Look at math for fourier transforms, you’ll find that complex exponential.

I asked if x was the amplitude and i the phase?

You can’t tell the difference of direction around the circle just using the real component. The imaginary axis lets you tell the difference between positive and negative frequencies.

Wait, positive and negative frequencies?

Well, complex sampling appears to violate the Nyquist limit. Nyquist says sample twice the frequency but complex sampling for each sample gets two parts - imaginary and real, so you only have to sample once per frequency to get your two points of data.

It gets better. You’re not actually sampling twice the number of bits in each sample, you’re still getting the same number of data bits as you would if you were sampling once and violating the Nyquist limit. It’s just that you’re essentially sampling just the real part and doing math to “sample” the imaginary part.
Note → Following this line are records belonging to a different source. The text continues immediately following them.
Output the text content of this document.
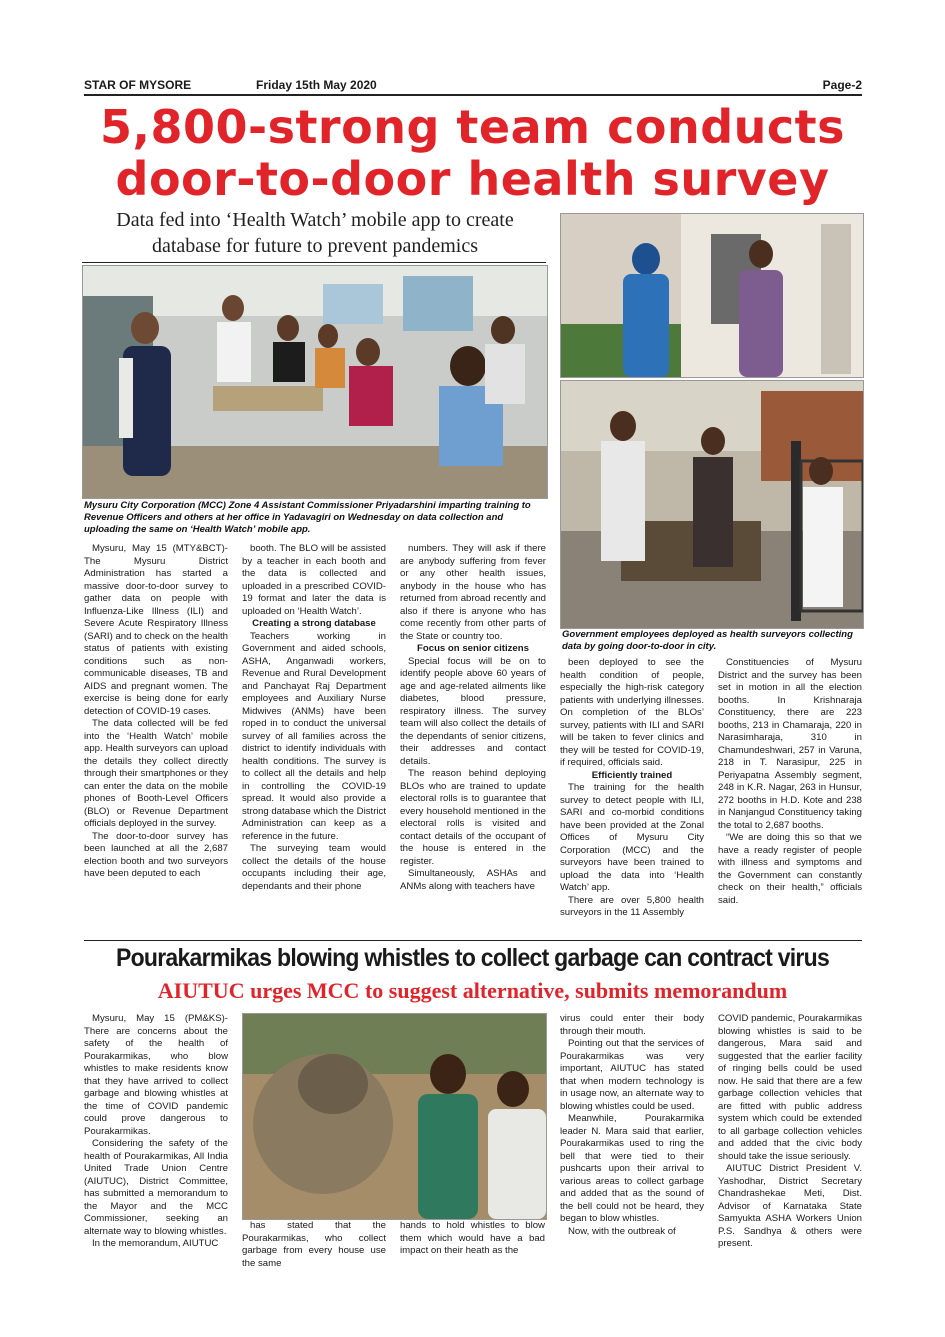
STAR OF MYSORE	Friday 15th May 2020	Page-2
5,800-strong team conducts
door-to-door health survey
Data fed into ‘Health Watch’ mobile app to create
database for future to prevent pandemics
Mysuru City Corporation (MCC) Zone 4 Assistant Commissioner Priyadarshini imparting training to Revenue Officers and others at her office in Yadavagiri on Wednesday on data collection and uploading the same on ‘Health Watch’ mobile app.
Government employees deployed as health surveyors collecting data by going door-to-door in city.

Mysuru, May 15 (MTY&BCT)- The Mysuru District Administration has started a massive door-to-door survey to gather data on people with Influenza-Like Illness (ILI) and Severe Acute Respiratory Illness (SARI) and to check on the health status of patients with existing conditions such as non-communicable diseases, TB and AIDS and pregnant women. The exercise is being done for early detection of COVID-19 cases.

The data collected will be fed into the ‘Health Watch’ mobile app. Health surveyors can upload the details they collect directly through their smartphones or they can enter the data on the mobile phones of Booth-Level Officers (BLO) or Revenue Department officials deployed in the survey.

The door-to-door survey has been launched at all the 2,687 election booth and two surveyors have been deputed to each

booth. The BLO will be assisted by a teacher in each booth and the data is collected and uploaded in a prescribed COVID-19 format and later the data is uploaded on ‘Health Watch’.

Creating a strong database

Teachers working in Government and aided schools, ASHA, Anganwadi workers, Revenue and Rural Development and Panchayat Raj Department employees and Auxiliary Nurse Midwives (ANMs) have been roped in to conduct the universal survey of all families across the district to identify individuals with health conditions. The survey is to collect all the details and help in controlling the COVID-19 spread. It would also provide a strong database which the District Administration can keep as a reference in the future.

The surveying team would collect the details of the house occupants including their age, dependants and their phone

numbers. They will ask if there are anybody suffering from fever or any other health issues, anybody in the house who has returned from abroad recently and also if there is anyone who has come recently from other parts of the State or country too.

Focus on senior citizens

Special focus will be on to identify people above 60 years of age and age-related ailments like diabetes, blood pressure, respiratory illness. The survey team will also collect the details of the dependants of senior citizens, their addresses and contact details.

The reason behind deploying BLOs who are trained to update electoral rolls is to guarantee that every household mentioned in the electoral rolls is visited and contact details of the occupant of the house is entered in the register.

Simultaneously, ASHAs and ANMs along with teachers have

been deployed to see the health condition of people, especially the high-risk category patients with underlying illnesses. On completion of the BLOs’ survey, patients with ILI and SARI will be taken to fever clinics and they will be tested for COVID-19, if required, officials said.

Efficiently trained

The training for the health survey to detect people with ILI, SARI and co-morbid conditions have been provided at the Zonal Offices of Mysuru City Corporation (MCC) and the surveyors have been trained to upload the data into ‘Health Watch’ app.

There are over 5,800 health surveyors in the 11 Assembly

Constituencies of Mysuru District and the survey has been set in motion in all the election booths. In Krishnaraja Constituency, there are 223 booths, 213 in Chamaraja, 220 in Narasimharaja, 310 in Chamundeshwari, 257 in Varuna, 218 in T. Narasipur, 225 in Periyapatna Assembly segment, 248 in K.R. Nagar, 263 in Hunsur, 272 booths in H.D. Kote and 238 in Nanjangud Constituency taking the total to 2,687 booths.

“We are doing this so that we have a ready register of people with illness and symptoms and the Government can constantly check on their health,” officials said.

Pourakarmikas blowing whistles to collect garbage can contract virus
AIUTUC urges MCC to suggest alternative, submits memorandum

Mysuru, May 15 (PM&KS)- There are concerns about the safety of the health of Pourakarmikas, who blow whistles to make residents know that they have arrived to collect garbage and blowing whistles at the time of COVID pandemic could prove dangerous to Pourakarmikas.

Considering the safety of the health of Pourakarmikas, All India United Trade Union Centre (AIUTUC), District Committee, has submitted a memorandum to the Mayor and the MCC Commissioner, seeking an alternate way to blowing whistles.

In the memorandum, AIUTUC

has stated that the Pourakarmikas, who collect garbage from every house use the same

hands to hold whistles to blow them which would have a bad impact on their heath as the

virus could enter their body through their mouth.

Pointing out that the services of Pourakarmikas was very important, AIUTUC has stated that when modern technology is in usage now, an alternate way to blowing whistles could be used.

Meanwhile, Pourakarmika leader N. Mara said that earlier, Pourakarmikas used to ring the bell that were tied to their pushcarts upon their arrival to various areas to collect garbage and added that as the sound of the bell could not be heard, they began to blow whistles.

Now, with the outbreak of

COVID pandemic, Pourakarmikas blowing whistles is said to be dangerous, Mara said and suggested that the earlier facility of ringing bells could be used now. He said that there are a few garbage collection vehicles that are fitted with public address system which could be extended to all garbage collection vehicles and added that the civic body should take the issue seriously.

AIUTUC District President V. Yashodhar, District Secretary Chandrashekae Meti, Dist. Advisor of Karnataka State Samyukta ASHA Workers Union P.S. Sandhya & others were present.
I lost the track in here for a little while as my brain exploded but I have vague notes about how the real and imaginary parts are ninety degrees off in phase, so the phase delay is always ninety degrees. When you sample, you get the real pass-through and calculate the imaginary delay using math of some sort, and what you end up with is the output I/Q data.

The real pass-through data and the imaginary delay math is the I/Q math.

I checked back in just in time to sum up that basically the process is this:

- Get the signal
- Downconvert the signal
- Use an ADC to get the digital signal
- Sample two ways at full Nyquist (2x freq) to get real pass-through and imaginary delay math

So this data we have that we think is 16-bit twos complement signed. We don’t know if it’s singles or pairs, if it’s complex sampled or not. We have to figure that out. Once we know that, the last thing is to find the sampling rate that the data was created using.

If we have the sampling rate wrong, we could still do things but we’ll wind up interpreting all the frequencies incorrectly. We might think a 2MHz signal is a 1.5MHz signal, which might be generally confusing later for reasons which will hopefully themselves become less generally confusing later.